Due to the fact that Leandra is in a somewhat bandwidth-constrained environment at this time, I do not have YaCy configured to take part in the global search network.  Additionally, when I finally get YaCy indexing my documents (if it's feasible to do so) I don't want those indices spread across the YaCy search network for privacy-related reasons.  I don't mind helping the entire network at all but I also don't want indices of my personal stuff floatingn around out there.  I also need to maintain an index of the many documents I have scattered around my various storage arrays, but a limitation of YaCy is that I cannot both index parts of the Net and the same system YaCy is running on.  At the moment this is a feature and not a bug because it protects my privacy.  I haven't figured out how I'm going to do this just yet.  Maybe I need to run multiple copies of YaCy on Leandra, maybe I need to run one copy on a separate server and one on Leandra to index my documents, maybe I need to find a second search engine for my documents.  I don't know yet.

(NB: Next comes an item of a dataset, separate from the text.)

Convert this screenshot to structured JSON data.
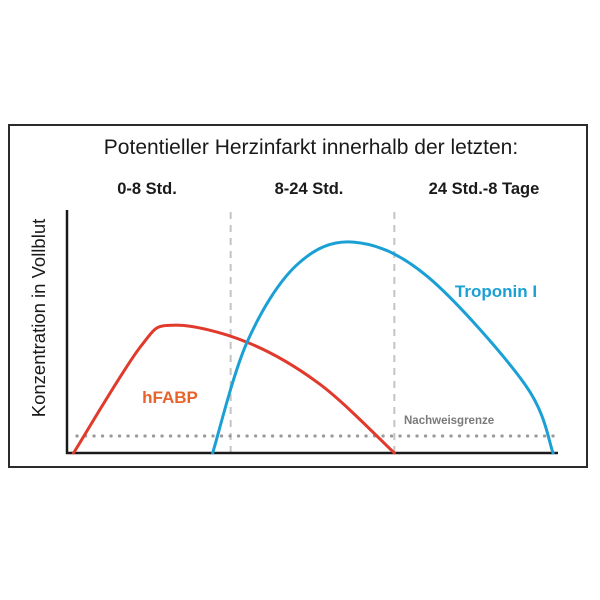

Bonus: Here's how you can set up YaCy to periodically pull an RSS feed and index every new post it finds.  Let's use mine (https://drwho.virtadpt.net/rss/feed.xml) as an example:

  • YaCy Administration page
  • Index Export/Import
  • RSS Feed Importer
  • Paste the URL of the RSS feed into the form and click the "Show RSS Items" button.
  • Change the Indexing selector so that "scheduled" is selected.  Leave the schedule set to "every 7 days."
  • Click the "Add All Items to Index (full content of url)" button to tell YaCy to pull that RSS feed every week and index every item it finds.

You can also have YaCy automatically import and index Mediawiki dumpfiles (YaCy Administration -> Index Export/Import -> Dump Reader for MediaWiki Dumps) but I've never done that before so I don't know how well it works.